模写・模造と日本美術展
東京国立博物館、平成館2階の向かって右側では現在、“模写・模造と日本美術展”が開かれている(9/11まで)。
この展覧会がはじまったのは知っていたが、平常展の方に関心が高く、模写展はパスしてきた。が、模写展が遣唐使展と連動しているので、ここもぐるっと見てきた。

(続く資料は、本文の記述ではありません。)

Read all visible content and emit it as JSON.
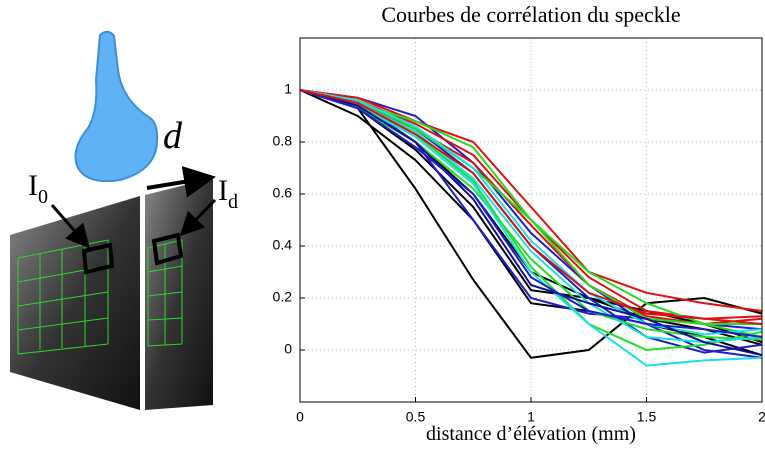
{
  "illustration": {
    "probe_label": "d",
    "image_labels": [
      {
        "main": "I",
        "sub": "0"
      },
      {
        "main": "I",
        "sub": "d"
      }
    ]
  },
  "chart_data": {
    "type": "line",
    "title": "Courbes de corrélation du speckle",
    "x_label": "distance d’élévation (mm)",
    "x": [
      0,
      0.25,
      0.5,
      0.75,
      1,
      1.25,
      1.5,
      1.75,
      2
    ],
    "xlim": [
      0,
      2
    ],
    "xticks": [
      0,
      0.5,
      1,
      1.5,
      2
    ],
    "ylim": [
      -0.2,
      1.2
    ],
    "yticks": [
      0,
      0.2,
      0.4,
      0.6,
      0.8,
      1
    ],
    "grid": true,
    "series": [
      {
        "color": "#000000",
        "values": [
          1,
          0.93,
          0.62,
          0.27,
          -0.03,
          0,
          0.18,
          0.2,
          0.14
        ]
      },
      {
        "color": "#000000",
        "values": [
          1,
          0.9,
          0.73,
          0.5,
          0.18,
          0.15,
          0.1,
          0.05,
          -0.02
        ]
      },
      {
        "color": "#000000",
        "values": [
          1,
          0.93,
          0.77,
          0.55,
          0.23,
          0.2,
          0.15,
          0.1,
          0.03
        ]
      },
      {
        "color": "#000000",
        "values": [
          1,
          0.95,
          0.8,
          0.6,
          0.3,
          0.2,
          0.12,
          0.08,
          0.02
        ]
      },
      {
        "color": "#1f1fd0",
        "values": [
          1,
          0.95,
          0.8,
          0.5,
          0.2,
          0.14,
          0.12,
          0.1,
          0.08
        ]
      },
      {
        "color": "#1f1fd0",
        "values": [
          1,
          0.97,
          0.9,
          0.72,
          0.45,
          0.25,
          0.1,
          0,
          -0.03
        ]
      },
      {
        "color": "#1f1fd0",
        "values": [
          1,
          0.96,
          0.85,
          0.68,
          0.4,
          0.2,
          0.05,
          -0.01,
          0.02
        ]
      },
      {
        "color": "#e01010",
        "values": [
          1,
          0.97,
          0.88,
          0.8,
          0.55,
          0.3,
          0.22,
          0.18,
          0.15
        ]
      },
      {
        "color": "#e01010",
        "values": [
          1,
          0.96,
          0.87,
          0.75,
          0.5,
          0.28,
          0.15,
          0.12,
          0.13
        ]
      },
      {
        "color": "#e01010",
        "values": [
          1,
          0.95,
          0.85,
          0.72,
          0.48,
          0.25,
          0.13,
          0.1,
          0.12
        ]
      },
      {
        "color": "#22dd22",
        "values": [
          1,
          0.96,
          0.85,
          0.7,
          0.5,
          0.25,
          0.12,
          0.1,
          0.05
        ]
      },
      {
        "color": "#22dd22",
        "values": [
          1,
          0.94,
          0.83,
          0.65,
          0.32,
          0.1,
          0,
          0.02,
          0.07
        ]
      },
      {
        "color": "#22dd22",
        "values": [
          1,
          0.95,
          0.88,
          0.78,
          0.5,
          0.3,
          0.18,
          0.1,
          0.1
        ]
      },
      {
        "color": "#22dd22",
        "values": [
          1,
          0.93,
          0.8,
          0.62,
          0.35,
          0.15,
          0.08,
          0.05,
          0.04
        ]
      },
      {
        "color": "#19e0e8",
        "values": [
          1,
          0.94,
          0.82,
          0.64,
          0.3,
          0.1,
          -0.06,
          -0.04,
          -0.03
        ]
      },
      {
        "color": "#19e0e8",
        "values": [
          1,
          0.95,
          0.84,
          0.66,
          0.38,
          0.18,
          0.05,
          0.03,
          0.05
        ]
      },
      {
        "color": "#19e0e8",
        "values": [
          1,
          0.96,
          0.86,
          0.7,
          0.42,
          0.22,
          0.1,
          0.06,
          0.08
        ]
      },
      {
        "color": "#101090",
        "values": [
          1,
          0.94,
          0.8,
          0.58,
          0.25,
          0.18,
          0.12,
          0.03,
          -0.02
        ]
      },
      {
        "color": "#1f1fd0",
        "values": [
          1,
          0.93,
          0.78,
          0.6,
          0.28,
          0.15,
          0.1,
          0.08,
          0.05
        ]
      },
      {
        "color": "#e01010",
        "values": [
          1,
          0.95,
          0.83,
          0.68,
          0.4,
          0.22,
          0.14,
          0.12,
          0.1
        ]
      }
    ]
  }
}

事前情報が全く無かった分、驚きも大きかった。模写や模造する人が古今のビッグ
ネーム。かれらの手になる絵画、仏像、工芸品の忠実な模写・模造は出来栄えが素晴
らしく、原本を見た気分になる。コピー品をつくる目的は作者の技術向上、創造の
心得を原本に学ぶところにあるかもしれない。観る側にとってはなかなかお目にか
かれない原本の雰囲気を模写により味わえるというメリットがある。今回このメリットを
感じた作品がいくつもあった。
例えば、ボストン美術館が所蔵してる“平治物語絵巻”の模写。3点ある平治物語絵巻
のなかでも最高傑作といわれるのがこの絵。燃え上がる炎の迫力をいつか見た
いと願っていたが、模写ではあるが思いもかけず実現した。また、前田青邨らが手が
けた“高松塚古墳壁画”にも感動した。本物の壁画は関係者しかみれないのだから、
模写がみれるのは有難いこと。画技の高い前田青邨の模写なので、本物と変らないと
思ってみた。
そして、追っかけていた仏画、右の“阿弥陀聖衆来迎図”(国宝)に出会った。描き方
が上手いのか模写が気にならない。来迎図は臨終が近い人のもとに阿弥陀が来迎し、
浄土の世界に連れていく姿を描いたもの。中央の阿弥陀如来とその周辺の僧と供物を
持つ菩薩は一つの雲上に乗っている。前に、先導する観音菩薩と勢至菩薩。来迎の
タイプはいくつもあり、知恩院のものは往生する人を画中に描き入れている。
この模写は下村観山らの制作であるが、同志の横山大観は雪舟の山水図を、菱田春
草は仏画の一字金輪像を描いている。こうした過去の名画を再生する技を持っている
ところが凄い。絵画だけでなく、正倉院宝物の螺鈿作品など工芸品にも圧倒される。
模写・模造ということが表記されなければ、間違いなく本物と思ってしまう作品が多か
った。こんなお宝の展覧会を危うく見逃すところだった。